The brochure. Every single post is a service description or a price list. "We offer X, Y, and Z. Call today!" Twelve times in a row. No personality, no story, no reason to believe there's an actual human behind this business. It reads like a Yellow Pages listing that somehow wandered onto social media.

The one that works. A mix of posts — some about the work they do, some sharing a bit about the team, maybe a photo from a recent job with a quick story about what made it interesting. It feels like a real business run by real people. You can picture yourself picking up the phone.

The difference between these isn't talent or budget. It's simply whether someone's been keeping the lights on.

Why Weekends Matter More Than You Think

There's a reason this article mentions the weekend specifically. During the week, people are busy — working, commuting, surviving. But on Saturdays and Sundays, they browse. They research.
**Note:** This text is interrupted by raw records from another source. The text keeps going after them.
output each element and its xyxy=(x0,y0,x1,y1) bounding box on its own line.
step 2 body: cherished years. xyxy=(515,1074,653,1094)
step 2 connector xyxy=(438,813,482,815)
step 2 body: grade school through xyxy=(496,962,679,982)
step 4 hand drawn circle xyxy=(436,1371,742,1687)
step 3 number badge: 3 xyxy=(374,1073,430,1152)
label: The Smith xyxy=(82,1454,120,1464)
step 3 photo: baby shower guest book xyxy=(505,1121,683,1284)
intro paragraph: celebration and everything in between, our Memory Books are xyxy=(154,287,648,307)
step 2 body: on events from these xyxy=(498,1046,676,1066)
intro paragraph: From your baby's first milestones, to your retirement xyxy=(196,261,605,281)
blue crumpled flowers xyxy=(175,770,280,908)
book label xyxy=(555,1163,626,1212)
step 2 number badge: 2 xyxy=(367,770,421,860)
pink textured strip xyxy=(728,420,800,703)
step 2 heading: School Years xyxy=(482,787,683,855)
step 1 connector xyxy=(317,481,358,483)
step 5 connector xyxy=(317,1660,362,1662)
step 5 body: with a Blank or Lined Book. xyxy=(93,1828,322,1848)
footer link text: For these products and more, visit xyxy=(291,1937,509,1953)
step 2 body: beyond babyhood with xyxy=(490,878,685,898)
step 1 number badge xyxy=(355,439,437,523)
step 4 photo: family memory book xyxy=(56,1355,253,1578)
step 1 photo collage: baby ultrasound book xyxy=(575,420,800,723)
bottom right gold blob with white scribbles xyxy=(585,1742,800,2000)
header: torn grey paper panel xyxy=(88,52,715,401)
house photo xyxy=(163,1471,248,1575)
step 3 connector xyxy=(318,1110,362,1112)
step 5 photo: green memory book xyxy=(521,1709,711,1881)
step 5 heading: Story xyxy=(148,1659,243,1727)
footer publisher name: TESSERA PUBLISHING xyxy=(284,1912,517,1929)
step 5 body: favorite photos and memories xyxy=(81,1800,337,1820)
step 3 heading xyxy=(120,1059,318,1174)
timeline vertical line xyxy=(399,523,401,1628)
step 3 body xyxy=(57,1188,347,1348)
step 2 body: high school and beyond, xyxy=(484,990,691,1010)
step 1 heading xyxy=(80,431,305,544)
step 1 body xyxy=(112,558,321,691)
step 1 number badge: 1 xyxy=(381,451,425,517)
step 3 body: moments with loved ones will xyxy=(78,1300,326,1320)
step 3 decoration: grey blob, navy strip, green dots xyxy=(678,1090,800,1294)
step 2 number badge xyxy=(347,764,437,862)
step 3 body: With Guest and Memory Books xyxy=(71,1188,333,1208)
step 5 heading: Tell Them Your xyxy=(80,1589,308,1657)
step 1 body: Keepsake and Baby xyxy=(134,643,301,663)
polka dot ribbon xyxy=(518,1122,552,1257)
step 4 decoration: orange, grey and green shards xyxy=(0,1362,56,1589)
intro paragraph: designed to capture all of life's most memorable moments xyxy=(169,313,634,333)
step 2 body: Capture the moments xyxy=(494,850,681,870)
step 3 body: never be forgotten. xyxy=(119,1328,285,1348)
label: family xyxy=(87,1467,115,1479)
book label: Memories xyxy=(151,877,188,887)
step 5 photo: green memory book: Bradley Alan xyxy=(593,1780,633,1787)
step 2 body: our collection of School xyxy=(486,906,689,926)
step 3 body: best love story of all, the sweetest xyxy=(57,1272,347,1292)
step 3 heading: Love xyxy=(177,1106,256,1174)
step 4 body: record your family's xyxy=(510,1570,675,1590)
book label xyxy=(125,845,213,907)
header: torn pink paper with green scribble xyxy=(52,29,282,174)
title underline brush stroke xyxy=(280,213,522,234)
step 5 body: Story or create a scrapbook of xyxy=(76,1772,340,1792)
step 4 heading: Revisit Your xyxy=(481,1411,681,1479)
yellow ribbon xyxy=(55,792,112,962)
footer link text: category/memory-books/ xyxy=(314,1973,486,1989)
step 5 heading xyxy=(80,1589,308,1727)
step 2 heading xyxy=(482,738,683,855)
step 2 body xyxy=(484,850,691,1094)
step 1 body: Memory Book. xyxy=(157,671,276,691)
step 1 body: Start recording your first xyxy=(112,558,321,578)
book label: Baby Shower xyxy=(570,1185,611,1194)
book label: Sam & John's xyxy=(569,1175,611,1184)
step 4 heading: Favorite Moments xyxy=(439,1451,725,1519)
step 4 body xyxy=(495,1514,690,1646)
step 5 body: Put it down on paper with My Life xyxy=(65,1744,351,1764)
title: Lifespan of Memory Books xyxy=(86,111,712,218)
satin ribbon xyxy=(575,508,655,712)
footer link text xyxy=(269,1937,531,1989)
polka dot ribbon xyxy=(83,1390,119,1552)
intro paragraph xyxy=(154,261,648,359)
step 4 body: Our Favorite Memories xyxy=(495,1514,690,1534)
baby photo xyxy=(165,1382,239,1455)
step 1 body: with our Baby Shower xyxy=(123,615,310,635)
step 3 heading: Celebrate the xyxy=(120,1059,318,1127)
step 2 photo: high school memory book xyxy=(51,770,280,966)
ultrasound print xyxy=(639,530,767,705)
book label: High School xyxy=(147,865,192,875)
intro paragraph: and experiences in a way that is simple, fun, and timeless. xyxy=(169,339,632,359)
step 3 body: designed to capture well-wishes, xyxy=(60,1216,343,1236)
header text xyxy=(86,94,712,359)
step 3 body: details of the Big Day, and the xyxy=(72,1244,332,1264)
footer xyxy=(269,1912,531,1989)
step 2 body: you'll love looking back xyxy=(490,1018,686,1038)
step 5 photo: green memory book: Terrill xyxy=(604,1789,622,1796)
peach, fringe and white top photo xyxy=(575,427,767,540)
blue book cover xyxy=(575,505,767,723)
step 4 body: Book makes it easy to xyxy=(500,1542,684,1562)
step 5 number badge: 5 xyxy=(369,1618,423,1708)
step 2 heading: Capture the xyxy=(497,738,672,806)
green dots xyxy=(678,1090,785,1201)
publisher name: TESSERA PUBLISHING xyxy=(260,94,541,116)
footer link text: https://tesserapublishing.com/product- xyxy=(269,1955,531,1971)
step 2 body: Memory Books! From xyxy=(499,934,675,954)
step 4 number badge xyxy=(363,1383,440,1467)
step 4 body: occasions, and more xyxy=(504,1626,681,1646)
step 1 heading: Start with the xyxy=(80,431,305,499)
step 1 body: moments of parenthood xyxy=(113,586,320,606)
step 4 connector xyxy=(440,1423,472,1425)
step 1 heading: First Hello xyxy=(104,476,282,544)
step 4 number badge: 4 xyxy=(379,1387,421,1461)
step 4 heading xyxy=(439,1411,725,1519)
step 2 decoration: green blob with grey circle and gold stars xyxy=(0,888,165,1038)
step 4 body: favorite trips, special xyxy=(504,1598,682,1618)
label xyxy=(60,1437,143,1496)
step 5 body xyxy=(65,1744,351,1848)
They make decisions about which businesses to try, which restaurants to book, which tradesperson to call on Monday.

If you're a hairdresser, a personal trainer, a café owner, or a landscaper, your social media gets looked at most when you're least likely to be thinking about it. Your weekend self is resting. Your social media is working — or not.

The businesses that look active on a Saturday morning aren't necessarily posting on Saturday morning. They've just got content going out regularly enough that there's always something recent to see.
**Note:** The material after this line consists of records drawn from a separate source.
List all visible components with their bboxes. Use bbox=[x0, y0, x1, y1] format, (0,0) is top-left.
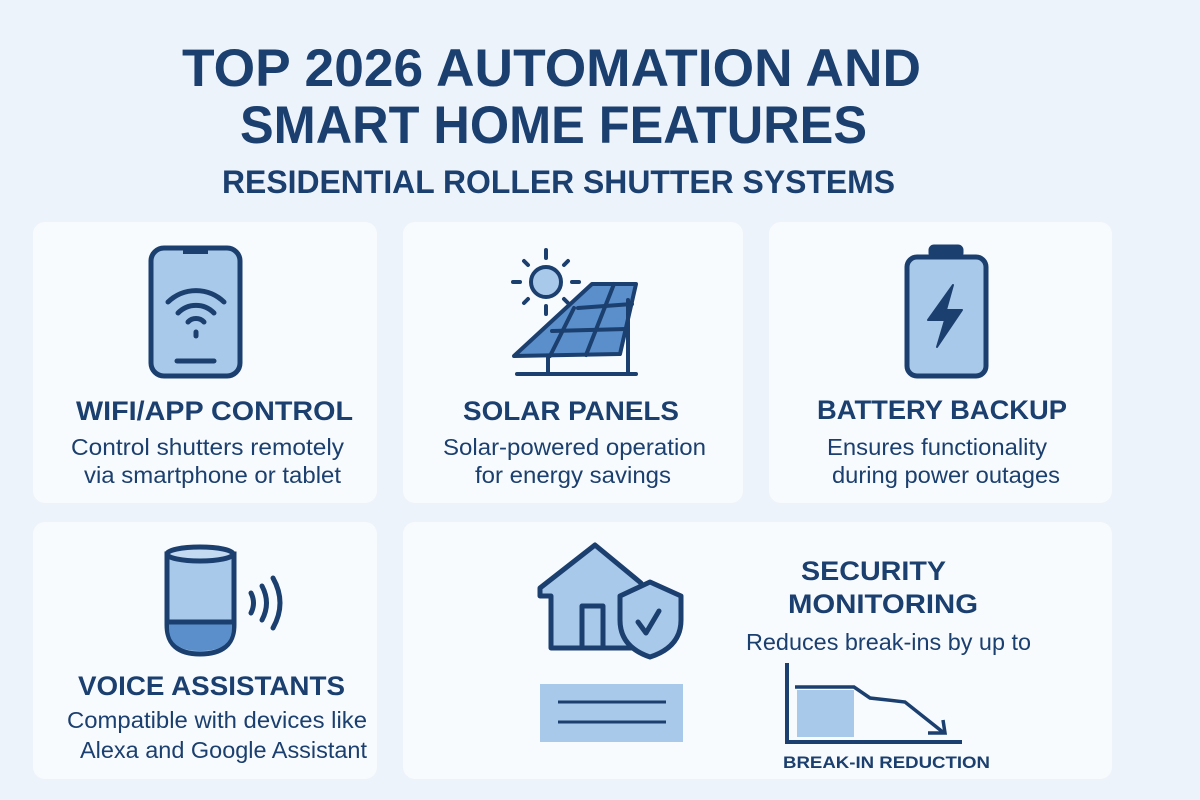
icon: house with shield bbox=[540, 545, 681, 657]
chart: break-in reduction bbox=[783, 663, 990, 772]
icon: sun and solar panel bbox=[513, 250, 636, 374]
title: TOP 2026 AUTOMATION AND bbox=[182, 39, 921, 98]
icon: smartphone with wifi bbox=[151, 248, 240, 376]
heading: SOLAR PANELS bbox=[463, 396, 679, 426]
heading: WIFI/APP CONTROL bbox=[76, 396, 353, 426]
heading bbox=[788, 556, 978, 619]
title: SMART HOME FEATURES bbox=[240, 96, 867, 155]
text: Solar-powered operation bbox=[443, 434, 706, 460]
panel: security monitoring bbox=[403, 522, 1112, 779]
icon: battery bbox=[907, 247, 986, 376]
heading: VOICE ASSISTANTS bbox=[78, 671, 345, 701]
text: Compatible with devices like bbox=[67, 707, 367, 733]
subtitle: RESIDENTIAL ROLLER SHUTTER SYSTEMS bbox=[222, 164, 895, 200]
heading: SECURITY bbox=[801, 556, 946, 586]
heading: BATTERY BACKUP bbox=[817, 395, 1067, 425]
icon: control panel bbox=[540, 684, 683, 742]
text: Control shutters remotely bbox=[71, 434, 345, 460]
panel: wifi/app control: via smartphone or tablet bbox=[84, 462, 342, 488]
icon: smart speaker with sound waves bbox=[167, 547, 280, 654]
title bbox=[182, 39, 921, 155]
text: Reduces break-ins by up to bbox=[746, 629, 1031, 655]
chart: break-in reduction: BREAK-IN REDUCTION bbox=[783, 753, 990, 772]
panel: solar panels bbox=[403, 222, 743, 503]
panel: battery backup: during power outages bbox=[832, 462, 1060, 488]
panel: voice assistants: Alexa and Google Assistant bbox=[80, 737, 368, 763]
panel: solar panels: for energy savings bbox=[475, 462, 671, 488]
panel: voice assistants bbox=[33, 522, 377, 779]
panel: battery backup bbox=[769, 222, 1112, 503]
heading: MONITORING bbox=[788, 589, 978, 619]
text: Ensures functionality bbox=[827, 434, 1048, 460]
panel: wifi/app control bbox=[33, 222, 377, 503]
The "Would I Trust This?" Test

Next time you're wondering whether your social media is good enough, try this: open your own business page as if you've never seen it before. Pretend someone just recommended you, and this is your first look.

Ask yourself honestly:

  • When was the last post? If it's more than a couple of weeks ago, that's a problem. People read "inactive social media" as "inactive business."
  • Is there any personality? Can you tell anything about the people behind this business? Or could it be any company in your industry?
  • Would you trust it? Based purely on what's in front of you, would you hand this business your money?

It's a brutal exercise, but it's exactly what potential customers are doing — minus the self-awareness.

Keeping the Lights On

The good news is that you don't need to become a content creator. You don't need to dance on Reels or master hashtag strategies. You just need your social media to look *alive*.

That means posting regularly enough that someone checking you out sees recent activity. It means having a mix of content that shows there's a real business with real people behind it. And it means not leaving your profiles looking like a shopfront with newspapers taped over the windows.

Two or three posts a week is plenty. Enough that anyone scrolling past on a Saturday morning thinks, "Yeah, they look legit."

If finding time to post consistently is the sticking point — and for most small business owners, it genuinely is — that's exactly the sort of thing tools like Aunty Social exist to help with. Keeping the lights on doesn't have to mean another job on your to-do list.

The Real First Impression

We used to say you never get a second chance at a first impression, and that was about handshakes and eye contact. Now it's about what appears when someone types your name into a search bar on a lazy Sunday afternoon.

Your social media is your shopfront, your reception area, and your first handshake all rolled into one. The question isn't whether people are looking you up — they are. The question is what they're finding when they do.